A lack of investment has been one of the key factors behind weak economic growth in recent years, and the government wants to reverse this trend to bolster output. Decaying infrastructure is a major bottleneck for faster development. Investment in Brazil fell below 19% of gross domestic product in 2012, despite efforts taken by President Dilma Rousseff’s administration to cut interest rates and taxes. If the government can secure the money it wants invested in infrastructure, investment levels as a percentage of GDP could surpass 20%, reaching 24% or more in coming years, Ms. Hoffmann said. “This is our goal,” she added.

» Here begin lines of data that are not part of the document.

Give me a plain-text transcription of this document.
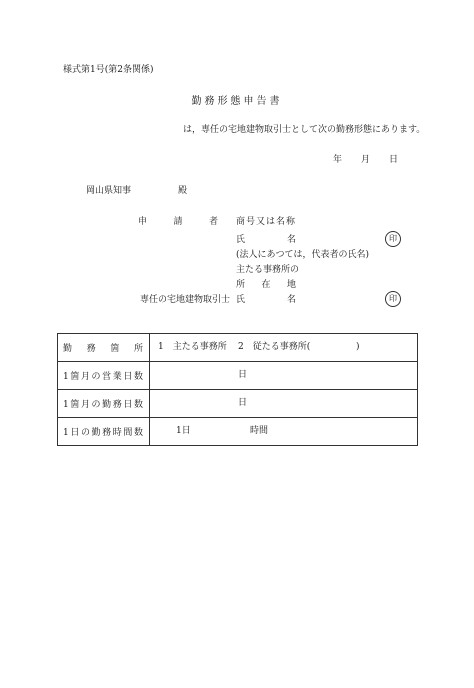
様式第1号(第2条関係)
勤務形態申告書
は，専任の宅地建物取引士として次の勤務形態にあります。
年 月 日
岡山県知事	殿
申請者 商号又は名称
氏名	印
(法人にあつては，代表者の氏名)
主たる事務所の
所在地
専任の宅地建物取引士 氏名	印
勤務箇所	1　主たる事務所 2　従たる事務所( )

1箇月の営業日数	日

1箇月の勤務日数	日

1日の勤務時間数	1日 時間
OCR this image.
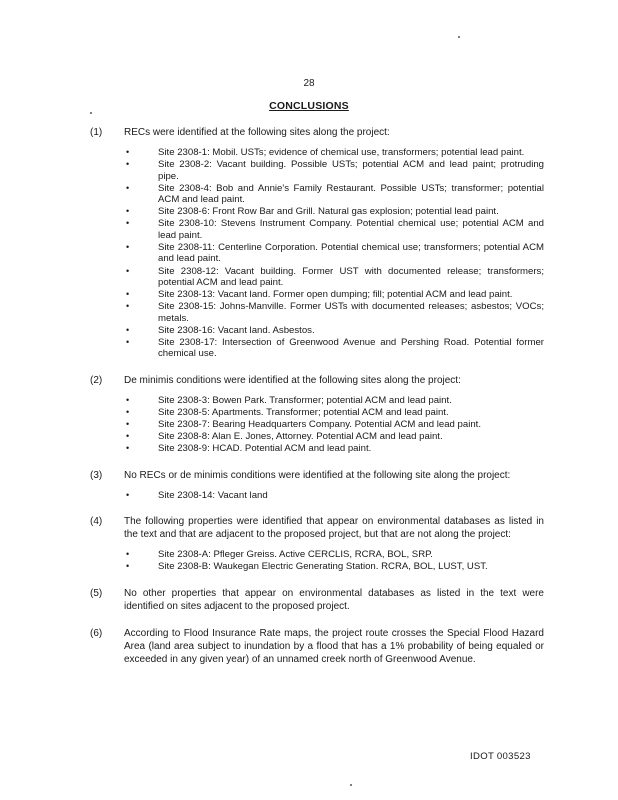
28
CONCLUSIONS
(1) RECs were identified at the following sites along the project:
•	Site 2308-1: Mobil. USTs; evidence of chemical use, transformers; potential lead paint.
•	Site 2308-2: Vacant building. Possible USTs; potential ACM and lead paint; protruding pipe.
•	Site 2308-4: Bob and Annie's Family Restaurant. Possible USTs; transformer; potential ACM and lead paint.
•	Site 2308-6: Front Row Bar and Grill. Natural gas explosion; potential lead paint.
•	Site 2308-10: Stevens Instrument Company. Potential chemical use; potential ACM and lead paint.
•	Site 2308-11: Centerline Corporation. Potential chemical use; transformers; potential ACM and lead paint.
•	Site 2308-12: Vacant building. Former UST with documented release; transformers; potential ACM and lead paint.
•	Site 2308-13: Vacant land. Former open dumping; fill; potential ACM and lead paint.
•	Site 2308-15: Johns-Manville. Former USTs with documented releases; asbestos; VOCs; metals.
•	Site 2308-16: Vacant land. Asbestos.
•	Site 2308-17: Intersection of Greenwood Avenue and Pershing Road. Potential former chemical use.
(2) De minimis conditions were identified at the following sites along the project:
•	Site 2308-3: Bowen Park. Transformer; potential ACM and lead paint.
•	Site 2308-5: Apartments. Transformer; potential ACM and lead paint.
•	Site 2308-7: Bearing Headquarters Company. Potential ACM and lead paint.
•	Site 2308-8: Alan E. Jones, Attorney. Potential ACM and lead paint.
•	Site 2308-9: HCAD. Potential ACM and lead paint.
(3) No RECs or de minimis conditions were identified at the following site along the project:
•	Site 2308-14: Vacant land
(4) The following properties were identified that appear on environmental databases as listed in the text and that are adjacent to the proposed project, but that are not along the project:
•	Site 2308-A: Pfleger Greiss. Active CERCLIS, RCRA, BOL, SRP.
•	Site 2308-B: Waukegan Electric Generating Station. RCRA, BOL, LUST, UST.
(5) No other properties that appear on environmental databases as listed in the text were identified on sites adjacent to the proposed project.
(6) According to Flood Insurance Rate maps, the project route crosses the Special Flood Hazard Area (land area subject to inundation by a flood that has a 1% probability of being equaled or exceeded in any given year) of an unnamed creek north of Greenwood Avenue.
IDOT 003523
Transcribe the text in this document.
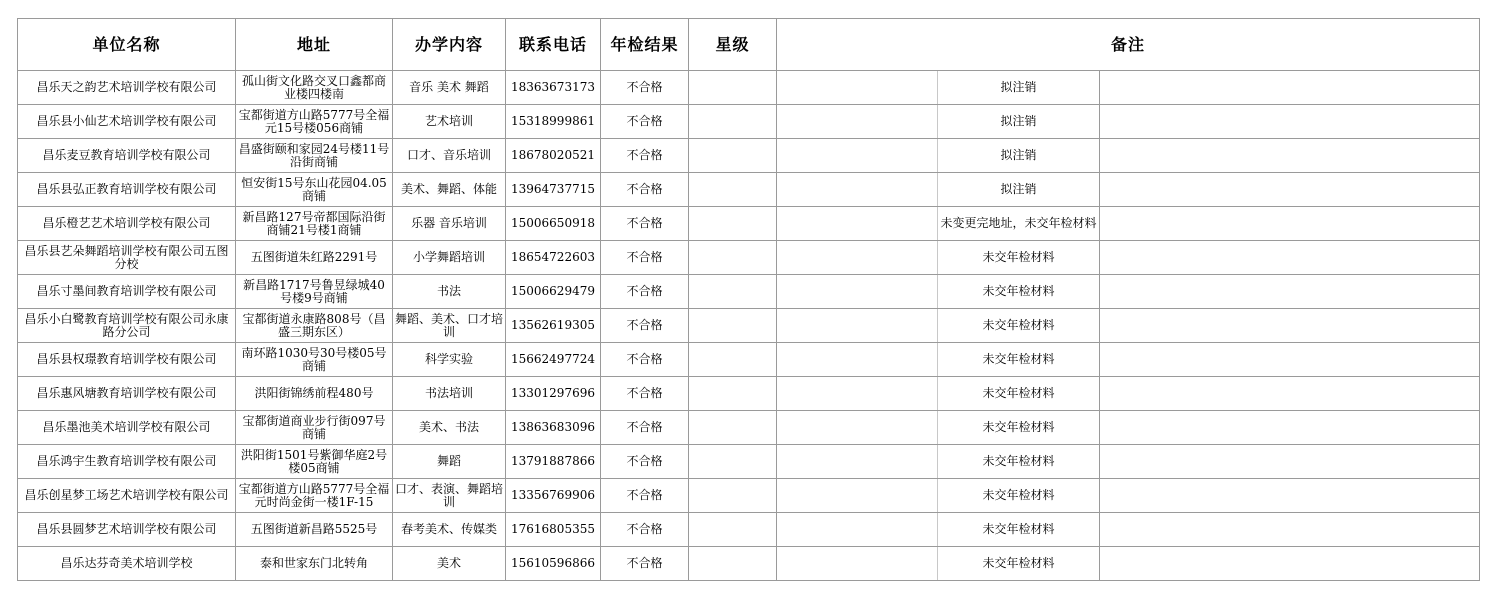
单位名称	地址	办学内容	联系电话	年检结果	星级	备注		
昌乐天之韵艺术培训学校有限公司	孤山街文化路交叉口鑫都商业楼四楼南	音乐 美术 舞蹈	18363673173	不合格			拟注销	
昌乐县小仙艺术培训学校有限公司	宝都街道方山路5777号全福元15号楼056商铺	艺术培训	15318999861	不合格			拟注销	
昌乐麦豆教育培训学校有限公司	昌盛街颐和家园24号楼11号沿街商铺	口才、音乐培训	18678020521	不合格			拟注销	
昌乐县弘正教育培训学校有限公司	恒安街15号东山花园04.05商铺	美术、舞蹈、体能	13964737715	不合格			拟注销	
昌乐橙艺艺术培训学校有限公司	新昌路127号帝都国际沿街商铺21号楼1商铺	乐器 音乐培训	15006650918	不合格			未变更完地址，未交年检材料	
昌乐县艺朵舞蹈培训学校有限公司五图分校	五图街道朱红路2291号	小学舞蹈培训	18654722603	不合格			未交年检材料	
昌乐寸墨间教育培训学校有限公司	新昌路1717号鲁昱绿城40号楼9号商铺	书法	15006629479	不合格			未交年检材料	
昌乐小白鹭教育培训学校有限公司永康路分公司	宝都街道永康路808号（昌盛三期东区）	舞蹈、美术、口才培训	13562619305	不合格			未交年检材料	
昌乐县权璟教育培训学校有限公司	南环路1030号30号楼05号商铺	科学实验	15662497724	不合格			未交年检材料	
昌乐惠风塘教育培训学校有限公司	洪阳街锦绣前程480号	书法培训	13301297696	不合格			未交年检材料	
昌乐墨池美术培训学校有限公司	宝都街道商业步行街097号商铺	美术、书法	13863683096	不合格			未交年检材料	
昌乐鸿宇生教育培训学校有限公司	洪阳街1501号紫御华庭2号楼05商铺	舞蹈	13791887866	不合格			未交年检材料	
昌乐创星梦工场艺术培训学校有限公司	宝都街道方山路5777号全福元时尚金街一楼1F-15	口才、表演、舞蹈培训	13356769906	不合格			未交年检材料	
昌乐县圆梦艺术培训学校有限公司	五图街道新昌路5525号	春考美术、传媒类	17616805355	不合格			未交年检材料	
昌乐达芬奇美术培训学校	泰和世家东门北转角	美术	15610596866	不合格			未交年检材料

But a debate over the costs and risks of doing business in Brazil has stymied the government’s efforts. The high cost, and the high risk, of Brazil meant that for decades investors demanded extremely high returns. But over the past 15 years, the country has achieved a degree of economic stability and, over the last year, it has also brought down interest rates to historic low levels. The government argues that these factors mean investors should no longer expect to receive huge returns on their investments. Yet on both counts, concerns persist.Investors have expressed concerns with level of “activism” of President Rousseff’s administration, which has sought to control the strengthening of Brazil’s real to protect local exporters, has used public banks to promote a reduction in bank spreads, and required utilities to accept lower revenue if they wished to renew operating licenses. But for Ms. Hoffmann there has been no “interventionism.” “If a CEO sees his company facing significant problems, he intervenes to make things better, to correct the direction,” Ms. Hoffmann said. “You can’t think differently with a country,” she said referring to decisions the government took in relation to the currency.

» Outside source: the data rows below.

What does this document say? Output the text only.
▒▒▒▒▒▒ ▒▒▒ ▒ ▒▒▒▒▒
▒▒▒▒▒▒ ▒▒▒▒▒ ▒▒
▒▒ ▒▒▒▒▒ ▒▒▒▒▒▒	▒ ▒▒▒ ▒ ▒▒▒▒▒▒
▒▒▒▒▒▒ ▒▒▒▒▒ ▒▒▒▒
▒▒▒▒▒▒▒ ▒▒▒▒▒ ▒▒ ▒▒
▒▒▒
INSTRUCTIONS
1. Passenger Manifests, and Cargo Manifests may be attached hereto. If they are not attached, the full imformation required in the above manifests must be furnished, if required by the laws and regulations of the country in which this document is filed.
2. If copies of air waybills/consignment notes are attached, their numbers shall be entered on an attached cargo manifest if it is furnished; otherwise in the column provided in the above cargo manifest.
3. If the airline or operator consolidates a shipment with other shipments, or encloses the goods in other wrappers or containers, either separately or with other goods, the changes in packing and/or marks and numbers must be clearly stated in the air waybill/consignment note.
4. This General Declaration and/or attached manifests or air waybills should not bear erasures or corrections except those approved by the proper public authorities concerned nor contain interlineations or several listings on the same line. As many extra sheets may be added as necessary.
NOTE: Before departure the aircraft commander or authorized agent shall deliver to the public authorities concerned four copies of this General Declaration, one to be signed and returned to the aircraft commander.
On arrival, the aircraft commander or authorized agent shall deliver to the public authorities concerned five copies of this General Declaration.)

In the electric sector, she said that no contracts were broken because changes will only affect expiring contracts.The chief of staff says a lack of information may have led to the criticism, so Brazil’s government wants to use this road-show to present its projects and also to listen to investors opinion to make needed adjustments. “We want to get it right,” Ms. Hoffmann said. The government had to postpone the auction of two highway projects after three large construction companies pulled out. The firms laid out their concerns and Finance Minister Guido Mantega agreed, making changes to make the concessions “more attractive” and “more profitable,” as the minister himself explained this week.
The length of the concessions were extended, forecasts for demand growth were trimmed, and financing terms were sweetened. Today, Brazil’s economic “environment is adequate. This is a necessary condition but not enough” to attract investments, said billionaire Andre Esteves, founder of investment bank BTG Pactual, during the launch of the road show. While praising many advances, such as control of inflation and lowering of interest rates, Mr. Esteves said it is important that the government goes ahead with planned tax cuts. He also noted anothern favourable factor: the country’s size.
“Brazil offers investors what few countries can give: scale,” he said. According to him, many investors look at Brazil’s economy as a glass that is halfempty when there are good reasons to see the glass as half-full.